By the company's own reckoning, as of this writing there are 75 Gold and Silver Buyers locations across Texas, from the unofficial flagship in the Galleria to the Rio Grande Valley, Longview to San Antonio, many inside or next to H-E-B, Kroger or Randalls supermarkets. They've brought in celebrity endorsers Mickey Gilley, Spanish-language talking head Jose Luis, Anglo KTRH talking head Michael Berry, and Sunny 99 radio personality Dana Tyson.
In an interview with the Houston Chronicle in March, Culwell and his wife and business partner Amelia reported gross revenue for 2010 of approximately $16 million, and they said that they expected to nearly double that amount this year. Today this three-time felon is living in a $1 million Tomball manor that looks a lot like the Ewing family's Southfork ranch. Motor vehicle records show that he owns three BMWs, a Yukon and a 2011 Cadillac Escalade.
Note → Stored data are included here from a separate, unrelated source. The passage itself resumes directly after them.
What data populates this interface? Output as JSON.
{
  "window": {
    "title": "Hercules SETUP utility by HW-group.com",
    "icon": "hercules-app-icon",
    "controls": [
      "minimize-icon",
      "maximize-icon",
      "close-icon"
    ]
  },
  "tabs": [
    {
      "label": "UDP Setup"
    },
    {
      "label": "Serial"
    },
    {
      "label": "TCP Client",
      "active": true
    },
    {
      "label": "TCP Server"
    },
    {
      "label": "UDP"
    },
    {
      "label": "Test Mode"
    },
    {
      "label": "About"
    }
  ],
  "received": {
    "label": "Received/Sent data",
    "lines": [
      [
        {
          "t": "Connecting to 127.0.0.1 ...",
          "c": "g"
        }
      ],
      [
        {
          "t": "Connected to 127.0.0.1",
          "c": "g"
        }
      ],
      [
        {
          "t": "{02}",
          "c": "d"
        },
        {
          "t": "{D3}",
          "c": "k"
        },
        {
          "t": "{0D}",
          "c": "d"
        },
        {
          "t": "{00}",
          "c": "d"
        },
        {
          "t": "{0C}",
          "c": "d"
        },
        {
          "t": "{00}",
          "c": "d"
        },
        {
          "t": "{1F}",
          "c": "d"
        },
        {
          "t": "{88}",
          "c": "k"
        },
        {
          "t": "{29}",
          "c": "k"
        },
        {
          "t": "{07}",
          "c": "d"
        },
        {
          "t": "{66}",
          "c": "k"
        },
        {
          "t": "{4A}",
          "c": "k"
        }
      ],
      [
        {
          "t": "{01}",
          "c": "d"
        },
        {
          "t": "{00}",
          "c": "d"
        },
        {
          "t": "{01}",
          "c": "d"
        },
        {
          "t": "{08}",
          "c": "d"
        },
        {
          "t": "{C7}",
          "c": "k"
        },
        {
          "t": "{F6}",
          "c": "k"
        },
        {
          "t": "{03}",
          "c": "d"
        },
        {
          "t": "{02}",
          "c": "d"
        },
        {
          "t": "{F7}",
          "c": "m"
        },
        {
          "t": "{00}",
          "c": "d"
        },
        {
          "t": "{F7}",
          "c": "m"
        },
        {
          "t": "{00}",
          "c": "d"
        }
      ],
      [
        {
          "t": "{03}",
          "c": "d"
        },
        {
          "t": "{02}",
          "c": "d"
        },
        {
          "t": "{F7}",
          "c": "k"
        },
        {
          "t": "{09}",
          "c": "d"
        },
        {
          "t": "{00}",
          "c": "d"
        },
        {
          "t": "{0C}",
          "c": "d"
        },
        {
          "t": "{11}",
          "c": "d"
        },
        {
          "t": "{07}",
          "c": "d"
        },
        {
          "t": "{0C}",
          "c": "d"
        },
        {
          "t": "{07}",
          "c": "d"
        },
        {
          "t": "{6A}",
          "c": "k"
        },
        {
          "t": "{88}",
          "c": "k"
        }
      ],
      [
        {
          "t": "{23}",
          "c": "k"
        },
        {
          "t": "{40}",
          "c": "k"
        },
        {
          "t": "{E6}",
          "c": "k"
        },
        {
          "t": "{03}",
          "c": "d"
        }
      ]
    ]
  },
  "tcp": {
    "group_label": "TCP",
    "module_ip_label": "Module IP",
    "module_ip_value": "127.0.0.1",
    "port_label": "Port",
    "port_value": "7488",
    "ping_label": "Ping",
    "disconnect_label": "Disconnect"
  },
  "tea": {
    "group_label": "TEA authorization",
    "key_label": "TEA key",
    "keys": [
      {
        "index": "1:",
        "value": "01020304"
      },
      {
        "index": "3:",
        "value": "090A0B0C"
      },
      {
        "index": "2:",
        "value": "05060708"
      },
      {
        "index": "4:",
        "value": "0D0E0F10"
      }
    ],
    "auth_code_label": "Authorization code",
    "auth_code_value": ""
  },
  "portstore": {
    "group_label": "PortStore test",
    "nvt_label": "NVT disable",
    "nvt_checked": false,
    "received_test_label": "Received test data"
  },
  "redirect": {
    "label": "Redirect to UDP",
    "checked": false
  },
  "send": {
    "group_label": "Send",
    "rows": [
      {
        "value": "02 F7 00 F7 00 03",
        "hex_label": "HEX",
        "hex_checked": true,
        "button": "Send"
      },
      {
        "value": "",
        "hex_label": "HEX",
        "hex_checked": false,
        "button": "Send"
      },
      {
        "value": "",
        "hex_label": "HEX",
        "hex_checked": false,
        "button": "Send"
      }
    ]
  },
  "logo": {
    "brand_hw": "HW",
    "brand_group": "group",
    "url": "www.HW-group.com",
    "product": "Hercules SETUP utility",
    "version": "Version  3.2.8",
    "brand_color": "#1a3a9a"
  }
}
Earlier this year, on our Hair Balls blog, I wrote about Culwell's previous life as a burglar, fraudster, con artist and thief. As with this feature, the blog post was based on official documents, interviews with law enforcement officials and attorneys, and other sources close to the case.
Gold and Silver Buyers responded on multiple fronts to the blog post. Odd anonymous comments appeared on our blog, some very much like the five-star reviews his gold business almost unanimously receives from commenters on the Internet. And then I got a hot letter from his attorney, Chris DiFerrante, basically telling me to zip it and accusing me of collaborating with one of Culwell's competitors, someone who had bought an ad in the Press.
I denied that allegation — it was not true — and continued work on this feature. And then Gold and Silver Buyers bought a full-page ad with the Press, one that you might have perused before you read this. After my repeated efforts to speak with the Culwells were rebuffed, I was instructed to direct our questions through a local public-relations firm, to whom I sent several questions.
"Gold-buying is a business that relies on trust," I explained to the PR people. "Why should Texans trust a man who has been convicted of three felonies relating to theft, burglary and fraud; who spent all but 30 days of the 1990s under the supervision of the criminal justice system, and who got out of prison about four years ago?"
I also asked about Culwell's relationship to Skip Oliver, his reaction to being accused of misusing the logo of the Houston Better Business Bureau, and if he would comment on another case he lost in both civil and criminal court.
The company stonewalled. Company Chief Operating Officer and President Larry Gray (also Brian Culwell's father-in-law) sent the following boilerplate statement:
"Gold & Silver Buyers, Inc. is honored that our customers have made us the largest precious metals buyer in Texas, in large part due to word of mouth referrals. Gold & Silver Buyers is very proud that since opening and servicing hundreds of thousands of Texans, we have never received a customer complaint to the Better Business Bureau. In reference to the other questions, they do not pertain to Gold & Silver Buyers, Inc. or its directors."